Le débat sur la fin de vie ne se limite pas à la question de l’euthanasie. Derrière les batailles politiques, un enjeu fondamental subsiste : l’accès aux soins palliatifs.
Peut-on parler d’euthanasie quand les soins palliatifs sont insuffisants ?

Le gouvernement a annoncé le 26 février 2025 que son projet de loi sur la fin de vie serait divisé en deux textes distincts. L’un portera sur l’euthanasie, tandis que l’autre concernera les soins palliatifs. Officiellement, cette scission vise à éviter la confusion entre deux questions de nature différente : d’un côté, le développement de structures de soins pour accompagner la fin de vie ; de l’autre, la possibilité d’une aide médicale à mourir.
Que prévoit le projet de loi sur les soins palliatifs ?
Le texte gouvernemental entend renforcer l’offre de soins palliatifs en France et garantir une meilleure accessibilité aux patients. Parmi les mesures annoncées :
- Un développement des unités de soins palliatifs (USP) : ces structures hospitalières spécialisées sont actuellement sous-dotées, avec de fortes disparités régionales. L’objectif serait d’ouvrir de nouvelles unités dans les départements où elles sont absentes.
- Une augmentation du nombre de lits dédiés : aujourd’hui, la France compte environ 6 500 lits de soins palliatifs, un chiffre largement insuffisant au regard des besoins estimés à 20 000.
- Un renforcement des équipes mobiles de soins palliatifs (EMSP) : ces équipes, qui interviennent directement dans les établissements de santé ou à domicile, manquent de personnel.
- Une meilleure formation des professionnels de santé : actuellement, de nombreux médecins et infirmiers ne sont pas suffisamment formés aux soins palliatifs, ce qui limite leur développement.
- Une enveloppe budgétaire supplémentaire : le gouvernement prévoit une augmentation des financements, mais sans donner encore de chiffres précis.
Ces annonces sont accueillies avec prudence par les associations et les professionnels de santé, qui craignent un effet d’affichage sans réel impact sur le terrain.
Soins palliatifs en France : un accès très inégalitaire
Aujourd’hui, le système français de soins palliatifs souffre d’importantes lacunes.
Chaque année, environ 300 000 personnes auraient besoin d’une prise en charge palliative en France. Pourtant, seule une personne sur deux y a réellement accès, faute de structures adaptées ou d’équipes suffisantes.
Indicateur | Chiffre actuel | Besoin estimé |
---|---|---|
Unités de soins palliatifs (USP) | 160 | 250 |
Lits de soins palliatifs | 6 500 | 20 000 |
Équipes mobiles de soins palliatifs (EMSP) | 430 | 600 |
Ces chiffres montrent un retard conséquent par rapport aux recommandations de l’Organisation mondiale de la santé (OMS), qui préconise un accès aux soins palliatifs pour 100 % des patients en ayant besoin.

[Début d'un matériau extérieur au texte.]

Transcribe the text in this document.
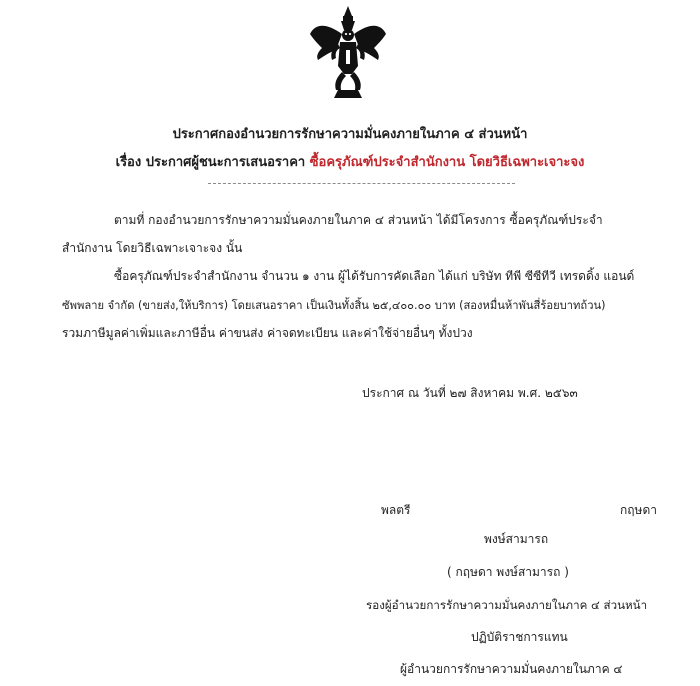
ประกาศกองอำนวยการรักษาความมั่นคงภายในภาค ๔ ส่วนหน้า
เรื่อง ประกาศผู้ชนะการเสนอราคา ซื้อครุภัณฑ์ประจำสำนักงาน โดยวิธีเฉพาะเจาะจง
ตามที่ กองอำนวยการรักษาความมั่นคงภายในภาค ๔ ส่วนหน้า ได้มีโครงการ ซื้อครุภัณฑ์ประจำ
สำนักงาน โดยวิธีเฉพาะเจาะจง นั้น
ซื้อครุภัณฑ์ประจำสำนักงาน จำนวน ๑ งาน ผู้ได้รับการคัดเลือก ได้แก่ บริษัท ทีพี ซีซีทีวี เทรดดิ้ง แอนด์
ซัพพลาย จำกัด (ขายส่ง,ให้บริการ) โดยเสนอราคา เป็นเงินทั้งสิ้น ๒๕,๔๐๐.๐๐ บาท (สองหมื่นห้าพันสี่ร้อยบาทถ้วน)
รวมภาษีมูลค่าเพิ่มและภาษีอื่น ค่าขนส่ง ค่าจดทะเบียน และค่าใช้จ่ายอื่นๆ ทั้งปวง
ประกาศ ณ วันที่ ๒๗ สิงหาคม พ.ศ. ๒๕๖๓
พลตรี	กฤษดา
พงษ์สามารถ
( กฤษดา พงษ์สามารถ )
รองผู้อำนวยการรักษาความมั่นคงภายในภาค ๔ ส่วนหน้า
ปฏิบัติราชการแทน
ผู้อำนวยการรักษาความมั่นคงภายในภาค ๔
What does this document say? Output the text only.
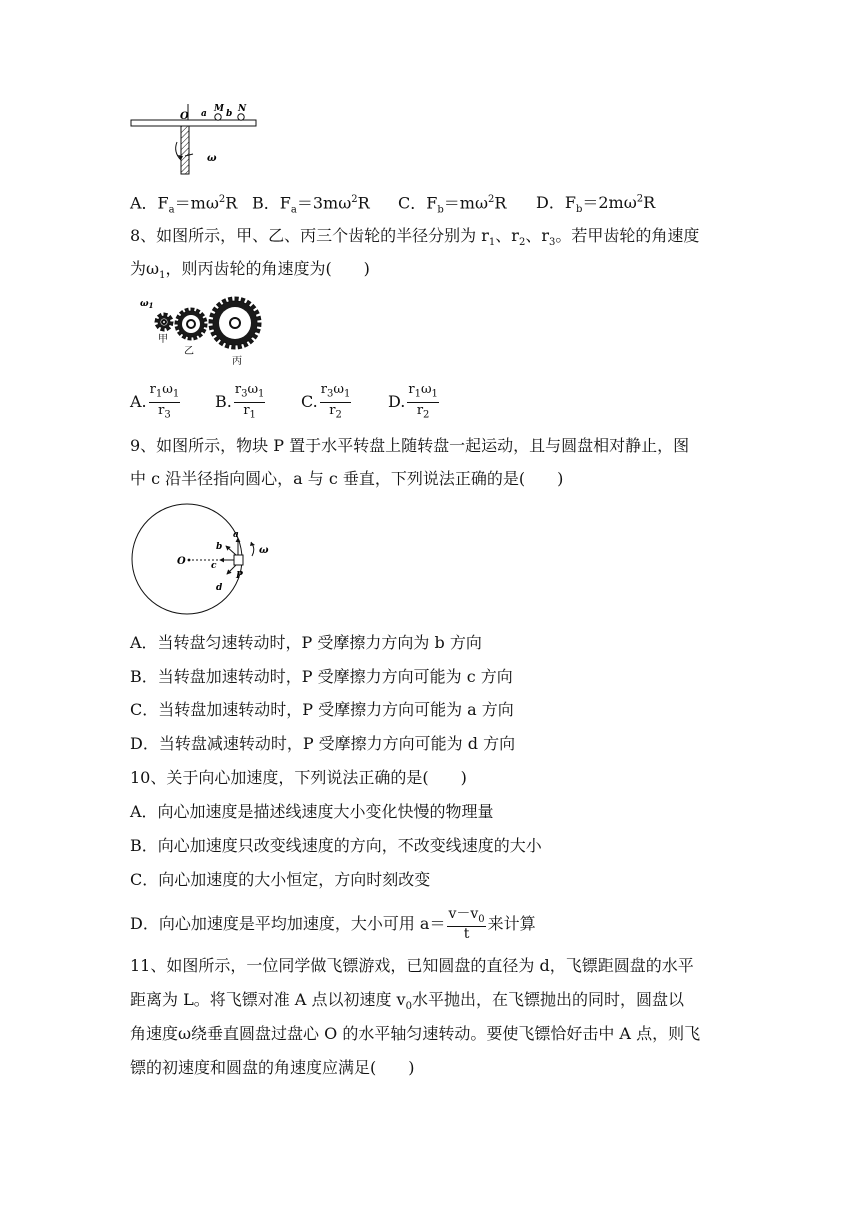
O a M b N
ω
A．$F_a=m\omega^2R$ B．$F_a=3m\omega^2R$ C．$F_b=m\omega^2R$ D．$F_b=2m\omega^2R$
8、如图所示，甲、乙、丙三个齿轮的半径分别为 $r_1$、$r_2$、$r_3$。若甲齿轮的角速度
为$\omega_1$，则丙齿轮的角速度为(　　)
$\omega_1$
甲
乙
丙
A. $\frac{r_1\omega_1}{r_3} B$. $\frac{r_3\omega_1}{r_1} C$. $\frac{r_3\omega_1}{r_2} D$. $\frac{r_1\omega_1}{r_2}$
9、如图所示，物块 P 置于水平转盘上随转盘一起运动，且与圆盘相对静止，图
中 c 沿半径指向圆心，a 与 c 垂直，下列说法正确的是(　　)
O
a
b
c
d
P
ω
A．当转盘匀速转动时，P 受摩擦力方向为 b 方向
B．当转盘加速转动时，P 受摩擦力方向可能为 c 方向
C．当转盘加速转动时，P 受摩擦力方向可能为 a 方向
D．当转盘减速转动时，P 受摩擦力方向可能为 d 方向
10、关于向心加速度，下列说法正确的是(　　)
A．向心加速度是描述线速度大小变化快慢的物理量
B．向心加速度只改变线速度的方向，不改变线速度的大小
C．向心加速度的大小恒定，方向时刻改变
D．向心加速度是平均加速度，大小可用 $a= \frac{v-v_0}{t}$ 来计算
11、如图所示，一位同学做飞镖游戏，已知圆盘的直径为 d，飞镖距圆盘的水平
距离为 L。将飞镖对准 A 点以初速度 $v_0$水平抛出，在飞镖抛出的同时，圆盘以
角速度ω绕垂直圆盘过盘心 O 的水平轴匀速转动。要使飞镖恰好击中 A 点，则飞
镖的初速度和圆盘的角速度应满足(　　)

Une couverture géographique insuffisante
L'inégalité de couverture en soins palliatifs dépend largement des territoires.
- 20 départements ne disposent d’aucune unité de soins palliatifs.
- L’Île-de-France concentre à elle seule 20 % des lits disponibles, alors que certaines régions rurales manquent cruellement de structures.
- Les soins palliatifs à domicile sont largement sous-développés, notamment en raison d’un manque de personnel formé.
Cette situation génère une profonde inégalité : selon leur lieu de résidence, les patients en fin de vie ne bénéficient pas des mêmes conditions d’accompagnement.
L’euthanasie : quelles conditions pour y accéder ?
Le second texte du projet de loi concerne l’aide active à mourir. Inspiré des modèles belge et canadien, il pose plusieurs conditions pour bénéficier d’une euthanasie ou d’un suicide assisté :
- Être majeur et en pleine capacité de discernement.
- Souffrir d’une maladie incurable, avec des souffrances physiques ou psychiques insupportables.
- Faire une demande répétée et exprimée de manière éclairée.
- Obtenir l’avis d’un collège médical avant validation.
Contrairement à la Belgique, la France n’autoriserait pas l’euthanasie pour des troubles psychiatriques ou des maladies neurodégénératives sans pronostic vital engagé. Ce cadre légal suscite de nombreuses craintes. Certains soignants redoutent une banalisation de l’acte, tandis que des associations comme Soulager mais pas tuer dénoncent un risque de pression sur les personnes âgées et vulnérables.
En effet, la Belgique a amendé sa loi autorisant l'euthanasie année après année, jusqu'à l'ouvrir aux mineurs, aux prisonniers et aux personnes souffrant de troubles comme l'anorexie. Déjà, le concept de souffrance psychique insupportable est difficile à évaluer.